Segundo dados do governo japonês, ocorrências de furtos e golpes lideraram aumento.

O número de crimes registrados no Japão aumentou pelo terceiro ano consecutivo em 2024, segundo dados oficiais divulgados em um relatório do governo. De acordo com o documento, citado pelo jornal The Japan Times na sexta-feira (20), a polícia contabilizou, em 2024, 737.679 mil ocorrências previstas no Código Penal, uma alta de 4,9% em relação a 2023.

O total representa 98,5% do nível registrado em 2019, antes das restrições impostas pela pandemia de Covid-19, período em que houve queda significativa nos índices criminais. Entre os delitos, os furtos continuaram sendo os mais frequentes, com 501.507 mil casos, crescimento de 3,7% na comparação anual.

Os crimes de fraude apresentaram aumento mais expressivo, com alta de 24,6%, totalizando 57.324 mil registros. Parte desse crescimento foi atribuída aos chamados "golpes especiais", esquemas que utilizam telefone ou internet para enganar vítimas, muitas vezes se passando por familiares ou autoridades. Os casos chegaram a 21.043 mil, avanço de 10,5% em 2024.
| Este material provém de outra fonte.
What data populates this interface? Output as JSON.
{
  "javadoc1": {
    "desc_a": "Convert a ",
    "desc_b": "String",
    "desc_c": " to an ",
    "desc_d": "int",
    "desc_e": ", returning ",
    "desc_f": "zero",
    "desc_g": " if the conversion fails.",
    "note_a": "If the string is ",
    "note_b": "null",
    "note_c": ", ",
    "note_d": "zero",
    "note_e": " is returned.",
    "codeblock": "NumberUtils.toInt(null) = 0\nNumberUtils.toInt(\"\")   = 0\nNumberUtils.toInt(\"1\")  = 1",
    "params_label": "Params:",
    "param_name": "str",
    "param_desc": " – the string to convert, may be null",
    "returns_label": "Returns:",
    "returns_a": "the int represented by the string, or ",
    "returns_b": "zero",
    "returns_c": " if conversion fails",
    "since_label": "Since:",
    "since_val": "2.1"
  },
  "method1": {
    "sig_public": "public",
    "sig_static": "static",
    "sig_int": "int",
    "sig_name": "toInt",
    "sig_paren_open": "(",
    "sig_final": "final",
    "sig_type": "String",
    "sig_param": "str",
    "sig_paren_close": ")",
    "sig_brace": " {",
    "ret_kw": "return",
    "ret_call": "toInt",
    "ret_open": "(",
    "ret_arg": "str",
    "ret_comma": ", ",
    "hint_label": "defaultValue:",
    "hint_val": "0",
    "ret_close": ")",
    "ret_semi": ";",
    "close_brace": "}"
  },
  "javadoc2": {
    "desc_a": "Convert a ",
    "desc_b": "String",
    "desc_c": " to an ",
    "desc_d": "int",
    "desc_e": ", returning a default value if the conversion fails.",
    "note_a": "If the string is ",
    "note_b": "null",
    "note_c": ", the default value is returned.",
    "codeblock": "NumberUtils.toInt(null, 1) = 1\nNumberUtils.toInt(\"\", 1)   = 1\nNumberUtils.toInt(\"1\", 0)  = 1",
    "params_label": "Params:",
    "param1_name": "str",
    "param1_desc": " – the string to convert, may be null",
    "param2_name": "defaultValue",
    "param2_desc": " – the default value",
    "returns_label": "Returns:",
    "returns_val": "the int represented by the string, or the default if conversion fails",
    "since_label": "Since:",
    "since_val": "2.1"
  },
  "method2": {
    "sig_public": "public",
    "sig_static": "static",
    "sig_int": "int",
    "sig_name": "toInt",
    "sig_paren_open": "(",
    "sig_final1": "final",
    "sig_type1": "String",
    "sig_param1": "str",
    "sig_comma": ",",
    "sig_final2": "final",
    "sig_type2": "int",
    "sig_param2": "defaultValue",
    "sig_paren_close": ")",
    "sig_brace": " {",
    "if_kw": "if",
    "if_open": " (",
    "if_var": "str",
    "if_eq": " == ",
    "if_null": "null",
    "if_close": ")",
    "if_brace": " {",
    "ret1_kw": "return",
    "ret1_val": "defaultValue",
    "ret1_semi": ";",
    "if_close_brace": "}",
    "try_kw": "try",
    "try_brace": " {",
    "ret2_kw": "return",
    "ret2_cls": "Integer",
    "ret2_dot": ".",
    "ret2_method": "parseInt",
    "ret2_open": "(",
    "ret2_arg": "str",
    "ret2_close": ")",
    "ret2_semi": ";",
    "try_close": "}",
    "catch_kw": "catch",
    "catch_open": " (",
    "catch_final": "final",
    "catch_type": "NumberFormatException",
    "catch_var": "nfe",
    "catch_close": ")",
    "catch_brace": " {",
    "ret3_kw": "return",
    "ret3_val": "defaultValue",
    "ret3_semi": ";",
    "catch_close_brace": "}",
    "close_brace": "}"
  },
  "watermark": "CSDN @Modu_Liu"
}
O relatório também aponta forte elevação nos crimes sexuais. Os casos de estupro e delitos similares sem consentimento aumentaram 45,2%, alcançando 3.936 ocorrências, enquanto atos obscenos sem consentimento cresceram 14,7%, com 6.992 mil registros.
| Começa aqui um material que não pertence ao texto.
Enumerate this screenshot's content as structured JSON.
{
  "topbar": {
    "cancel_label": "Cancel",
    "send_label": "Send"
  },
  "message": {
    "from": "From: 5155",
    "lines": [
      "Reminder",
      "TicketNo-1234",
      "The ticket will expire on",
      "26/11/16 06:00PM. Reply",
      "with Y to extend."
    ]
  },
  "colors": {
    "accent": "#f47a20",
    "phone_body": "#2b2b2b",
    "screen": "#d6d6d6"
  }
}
Segundo os dados, o número de prisões permaneceu elevado em crimes relacionados a abuso infantil, violência doméstica e perseguição, além de infrações à Lei de Controle da Cannabis. As detenções de menores por crimes do Código Penal somaram 29.675 mil pessoas, aumento de 13,2% e o terceiro crescimento anual consecutivo.

Estrangeiros no país

O levantamento também detalha ocorrências envolvendo estrangeiros. Em 2024, a polícia registrou 18.861 mil casos relacionados a 10.464 mil pessoas estrangeiras, altas de 21,4% e 7,6%, respectivamente.
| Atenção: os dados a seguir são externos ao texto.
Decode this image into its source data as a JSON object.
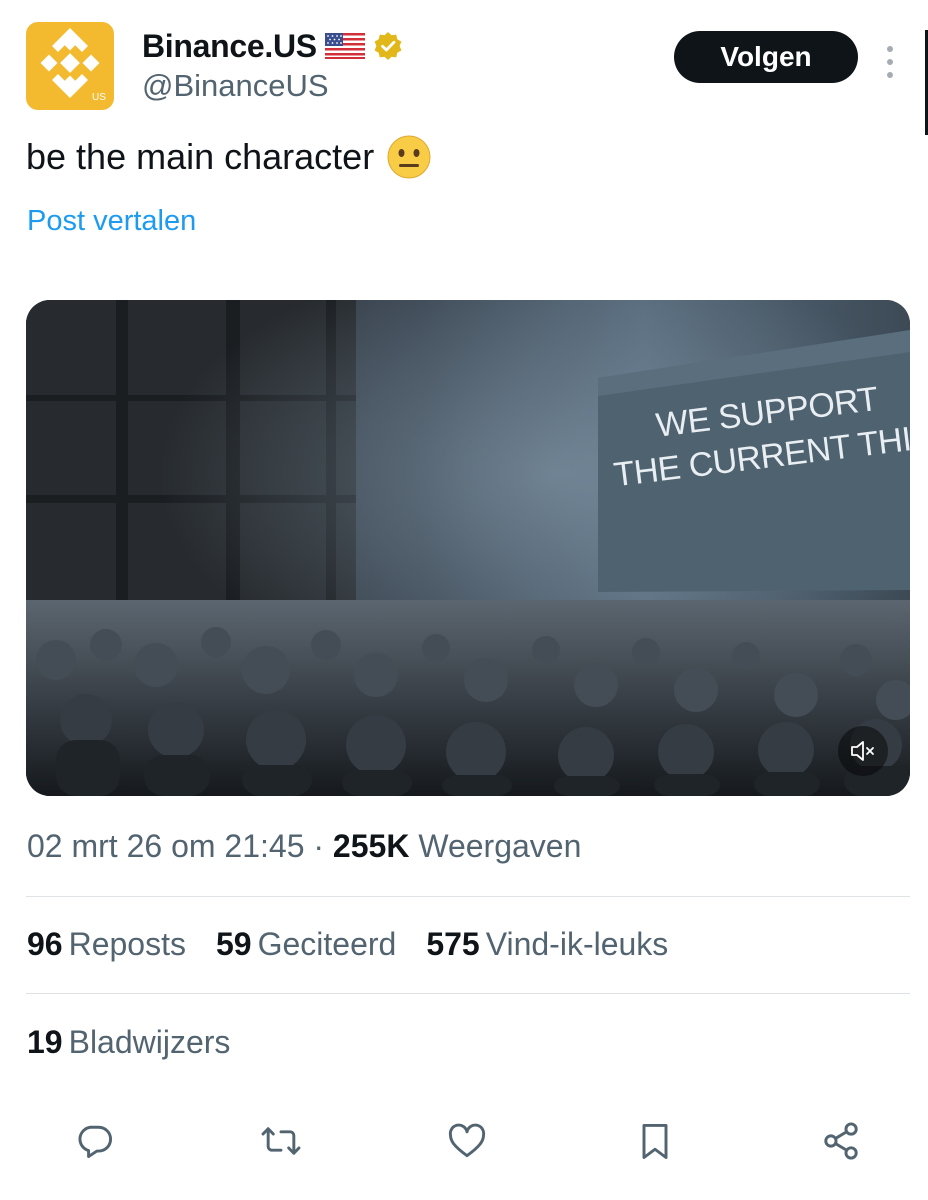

O grupo respondeu por 5,5% do total de indivíduos envolvidos em crimes do Código Penal. A maior parte do aumento, segundo o relatório, esteve ligada a visitantes temporários, e não a residentes de longo prazo, com predominância de furtos. Crimes graves, como homicídio e roubo, representaram parcela reduzida dos casos.